Sunday, July 09, 2006
370 Teachers Dismissed
Allow me to give my standing ovation for the Washington D.C. school system!
They have dismissed 370 teachers for failure to complete their certification as promised. Of course, because of their dramatic action, along with the usual retirements and such, they are now looking at trying to fill around 750 vacancies. Vacancies that could potentially (and probably will) leave some of their classrooms with permanent substitutes throughout the school year (I know that's possible and probable because I've seen it here in Dallas). So why am I so excited over this move?
I am hoping this move is about higher expectations for the teachers of our most precious commodities...the children...our future.
Here's the way I see it. The fact that they "dismissed" 370 teachers for not obtaining their certification shows that they are looking for certified (and hopefully, qualified) teachers. Though there may be quite a few certified teachers out there, they do not want to teach. Therefore, the burden is placed on the school to attract certified teachers into the teaching field.
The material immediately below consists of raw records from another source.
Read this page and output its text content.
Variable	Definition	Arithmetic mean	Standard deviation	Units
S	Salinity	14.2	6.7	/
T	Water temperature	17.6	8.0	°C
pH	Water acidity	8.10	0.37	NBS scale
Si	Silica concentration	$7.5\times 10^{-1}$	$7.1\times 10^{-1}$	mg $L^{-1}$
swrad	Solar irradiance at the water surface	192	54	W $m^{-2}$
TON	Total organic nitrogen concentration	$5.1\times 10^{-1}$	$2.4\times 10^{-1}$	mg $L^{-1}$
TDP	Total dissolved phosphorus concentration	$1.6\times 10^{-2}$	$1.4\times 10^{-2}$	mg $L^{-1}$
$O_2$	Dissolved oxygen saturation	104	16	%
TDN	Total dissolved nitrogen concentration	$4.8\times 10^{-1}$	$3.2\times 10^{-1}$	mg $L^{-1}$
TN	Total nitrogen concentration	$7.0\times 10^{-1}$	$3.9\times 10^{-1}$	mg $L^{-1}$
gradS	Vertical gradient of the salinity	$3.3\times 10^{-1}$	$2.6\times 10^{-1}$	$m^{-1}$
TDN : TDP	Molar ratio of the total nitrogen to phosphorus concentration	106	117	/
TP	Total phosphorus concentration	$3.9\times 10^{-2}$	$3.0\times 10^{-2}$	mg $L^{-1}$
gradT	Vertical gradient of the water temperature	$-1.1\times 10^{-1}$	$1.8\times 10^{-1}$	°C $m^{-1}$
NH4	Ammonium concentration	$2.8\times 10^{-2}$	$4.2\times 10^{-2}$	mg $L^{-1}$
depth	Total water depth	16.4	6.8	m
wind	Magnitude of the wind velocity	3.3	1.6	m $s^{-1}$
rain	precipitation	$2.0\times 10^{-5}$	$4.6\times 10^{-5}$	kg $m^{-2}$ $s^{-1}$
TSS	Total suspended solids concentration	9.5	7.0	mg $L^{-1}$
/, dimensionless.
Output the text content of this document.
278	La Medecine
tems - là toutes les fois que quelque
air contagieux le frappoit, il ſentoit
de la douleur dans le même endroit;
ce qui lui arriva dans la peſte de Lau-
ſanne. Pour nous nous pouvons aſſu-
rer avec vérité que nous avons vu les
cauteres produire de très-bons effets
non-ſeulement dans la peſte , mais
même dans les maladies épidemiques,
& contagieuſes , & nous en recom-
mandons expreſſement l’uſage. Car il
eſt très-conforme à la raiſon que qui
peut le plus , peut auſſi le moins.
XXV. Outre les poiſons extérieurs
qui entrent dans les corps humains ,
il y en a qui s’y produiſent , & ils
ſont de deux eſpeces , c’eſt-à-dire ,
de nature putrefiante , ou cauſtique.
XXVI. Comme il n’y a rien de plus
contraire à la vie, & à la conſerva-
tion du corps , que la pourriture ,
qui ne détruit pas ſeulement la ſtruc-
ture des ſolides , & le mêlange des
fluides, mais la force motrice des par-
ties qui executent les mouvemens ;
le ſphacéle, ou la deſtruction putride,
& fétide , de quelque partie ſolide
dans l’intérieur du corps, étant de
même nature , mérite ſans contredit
Here's what I think could be good: Because the pool is so small, maybe they will have to increase teachers' salaries to attract more people. As word gets out that education is a valued field--demonstrated by the quality of educators they seek out and the amount of salary they offer--other people may be willing to choose education as a field of study. As the pool of educators increase, it creates competition. The employer no longer has to accept whatever he/she is given. They can ask for higher qualifications. For the potential educator, knowing that there are others who will be competing for the same job causes them to work harder and ensure they meet a higher standard of excellence.
Law firms don't take just anyone off the street because they have to. People who go into law know that it is a rigorous field with high expectations. They know they will have to compete for jobs against other lawyers. They know their degree, along with their abilities in the courtroom or at the negotiating table, will be what determines whether or not they get the job. Why do we not have these same expectations for the teachers of our future leaders?
It's going to take more than just Washington D.C. to change the face of teaching. It's going to take other cities as well. It's also going to take "we, the people." In order for dramatic change to occur, we must be willing to pay for the increases. We must be willing to seek out the good for all children...not just the children in our own child's school. Maybe if we sought out this change we could create a system where people wouldn't feel the need to spend thousands of dollars on private schools. Their money could then be put back into neighborhood schools where all children attended...together. Maybe it's a pipe dream. But my hope is that Washington D.C. is starting something that will get other cities and school districts thinking about expecting more from their teachers as well.